A heavy burden of proof should therefore be required before the democratic process is displaced by quasi guardianship. It should be necessary to demonstrate that the democratic process fails to give equal consideration to the interests of some who are subject to its laws; that the quasi guardians will do so; and that the injury inflicted on the right to equal consideration outweighs the injury done to the right of a people to govern itself.
This judgment should depend partly on one's view of the potentialities for collective moral responsibility and growth in a good political order.
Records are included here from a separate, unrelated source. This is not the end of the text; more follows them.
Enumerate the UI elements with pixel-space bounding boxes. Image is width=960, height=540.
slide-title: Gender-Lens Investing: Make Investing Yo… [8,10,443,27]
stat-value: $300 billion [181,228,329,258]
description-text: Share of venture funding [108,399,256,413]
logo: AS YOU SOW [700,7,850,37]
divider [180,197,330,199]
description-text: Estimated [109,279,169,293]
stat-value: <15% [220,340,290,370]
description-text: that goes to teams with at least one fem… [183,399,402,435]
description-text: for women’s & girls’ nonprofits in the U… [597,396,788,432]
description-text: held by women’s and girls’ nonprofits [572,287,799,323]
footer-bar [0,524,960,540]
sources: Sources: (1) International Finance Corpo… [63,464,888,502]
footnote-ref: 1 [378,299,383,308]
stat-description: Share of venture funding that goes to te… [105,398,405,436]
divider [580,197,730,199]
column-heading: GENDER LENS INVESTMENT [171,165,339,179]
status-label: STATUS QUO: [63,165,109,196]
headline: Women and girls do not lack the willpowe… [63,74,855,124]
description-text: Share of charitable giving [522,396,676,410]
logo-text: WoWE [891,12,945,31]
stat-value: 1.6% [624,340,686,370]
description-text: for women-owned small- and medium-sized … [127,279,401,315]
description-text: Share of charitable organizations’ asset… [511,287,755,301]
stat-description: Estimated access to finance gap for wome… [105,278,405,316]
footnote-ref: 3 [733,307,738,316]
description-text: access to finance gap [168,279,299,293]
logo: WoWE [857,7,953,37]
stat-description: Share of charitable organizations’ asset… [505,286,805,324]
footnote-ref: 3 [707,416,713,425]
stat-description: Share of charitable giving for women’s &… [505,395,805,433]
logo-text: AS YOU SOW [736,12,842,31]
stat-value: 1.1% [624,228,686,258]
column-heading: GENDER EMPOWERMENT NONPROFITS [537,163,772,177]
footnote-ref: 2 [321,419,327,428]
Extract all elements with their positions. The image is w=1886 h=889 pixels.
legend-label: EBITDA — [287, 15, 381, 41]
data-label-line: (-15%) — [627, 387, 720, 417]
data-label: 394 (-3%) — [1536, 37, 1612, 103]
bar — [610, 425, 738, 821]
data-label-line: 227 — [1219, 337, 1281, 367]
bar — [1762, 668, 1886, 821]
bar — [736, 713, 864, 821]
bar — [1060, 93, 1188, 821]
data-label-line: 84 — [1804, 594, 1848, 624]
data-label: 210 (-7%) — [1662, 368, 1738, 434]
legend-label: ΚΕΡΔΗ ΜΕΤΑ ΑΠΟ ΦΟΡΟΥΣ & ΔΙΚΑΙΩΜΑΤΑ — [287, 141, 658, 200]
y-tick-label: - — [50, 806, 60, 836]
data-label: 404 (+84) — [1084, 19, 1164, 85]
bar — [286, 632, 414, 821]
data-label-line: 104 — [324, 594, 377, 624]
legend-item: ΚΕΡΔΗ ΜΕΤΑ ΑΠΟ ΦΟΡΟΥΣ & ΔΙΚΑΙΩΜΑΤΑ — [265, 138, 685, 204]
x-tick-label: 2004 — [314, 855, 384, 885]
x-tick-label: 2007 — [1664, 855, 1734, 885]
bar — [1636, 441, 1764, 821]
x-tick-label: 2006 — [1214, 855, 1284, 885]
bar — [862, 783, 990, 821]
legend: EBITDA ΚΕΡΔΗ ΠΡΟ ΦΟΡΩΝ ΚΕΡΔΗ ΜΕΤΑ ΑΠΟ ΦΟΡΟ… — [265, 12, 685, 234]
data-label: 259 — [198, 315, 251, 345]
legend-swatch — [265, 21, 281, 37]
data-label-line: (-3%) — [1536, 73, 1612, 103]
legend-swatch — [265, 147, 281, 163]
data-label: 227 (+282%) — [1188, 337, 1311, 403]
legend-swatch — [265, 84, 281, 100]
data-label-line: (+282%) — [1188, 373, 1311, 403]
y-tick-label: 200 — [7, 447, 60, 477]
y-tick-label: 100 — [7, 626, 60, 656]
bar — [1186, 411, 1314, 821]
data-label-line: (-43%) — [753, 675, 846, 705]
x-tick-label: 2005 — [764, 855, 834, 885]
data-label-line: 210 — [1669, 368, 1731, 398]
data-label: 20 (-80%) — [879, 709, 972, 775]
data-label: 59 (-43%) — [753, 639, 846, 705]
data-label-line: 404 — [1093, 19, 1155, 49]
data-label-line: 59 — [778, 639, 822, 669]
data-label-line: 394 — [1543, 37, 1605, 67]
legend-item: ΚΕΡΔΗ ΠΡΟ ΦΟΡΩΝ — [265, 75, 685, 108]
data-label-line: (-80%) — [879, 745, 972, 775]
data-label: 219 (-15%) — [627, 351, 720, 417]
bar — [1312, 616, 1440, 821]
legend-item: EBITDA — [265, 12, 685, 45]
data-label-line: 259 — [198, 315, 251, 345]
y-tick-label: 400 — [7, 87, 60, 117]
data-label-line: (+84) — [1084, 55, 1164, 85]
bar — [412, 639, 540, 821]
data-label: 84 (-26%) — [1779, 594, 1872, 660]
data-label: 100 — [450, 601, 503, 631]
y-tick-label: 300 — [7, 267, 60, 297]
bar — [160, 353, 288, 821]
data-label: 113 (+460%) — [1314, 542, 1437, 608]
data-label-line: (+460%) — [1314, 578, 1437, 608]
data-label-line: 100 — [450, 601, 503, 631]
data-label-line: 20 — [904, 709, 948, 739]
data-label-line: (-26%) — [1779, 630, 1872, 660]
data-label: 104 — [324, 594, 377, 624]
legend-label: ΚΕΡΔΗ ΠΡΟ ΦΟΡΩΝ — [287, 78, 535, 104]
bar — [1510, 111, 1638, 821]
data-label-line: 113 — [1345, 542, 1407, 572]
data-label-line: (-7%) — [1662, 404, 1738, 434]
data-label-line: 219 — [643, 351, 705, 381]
If a good political order requires that the demos must in no circumstances have the opportunity to do wrong, at least with respect to fundamental rights and interests, then one may be tempted to suppose that the demos and its representatives ought to be restrained by quasi guardians who, like true guardians, possess superior knowledge and virtue. If however the best political order is one in which the members individually and collectively gain maturity and responsibility by confronting moral choices, then they must have the opportunity to act autonomously. Just as individual autonomy necessarily includes the opportunity to err as well as to act rightly, so too with a people. To the extent that a people is deprived of the opportunity to act autonomously and is governed by guardians, it is less likely to develop a sense of responsibility for its collective actions. To the extent that it is autonomous, then it may sometimes err and act unjustly.
The democratic process is a gamble on the possibilities that a people, in acting autonomously, will learn how to act rightly.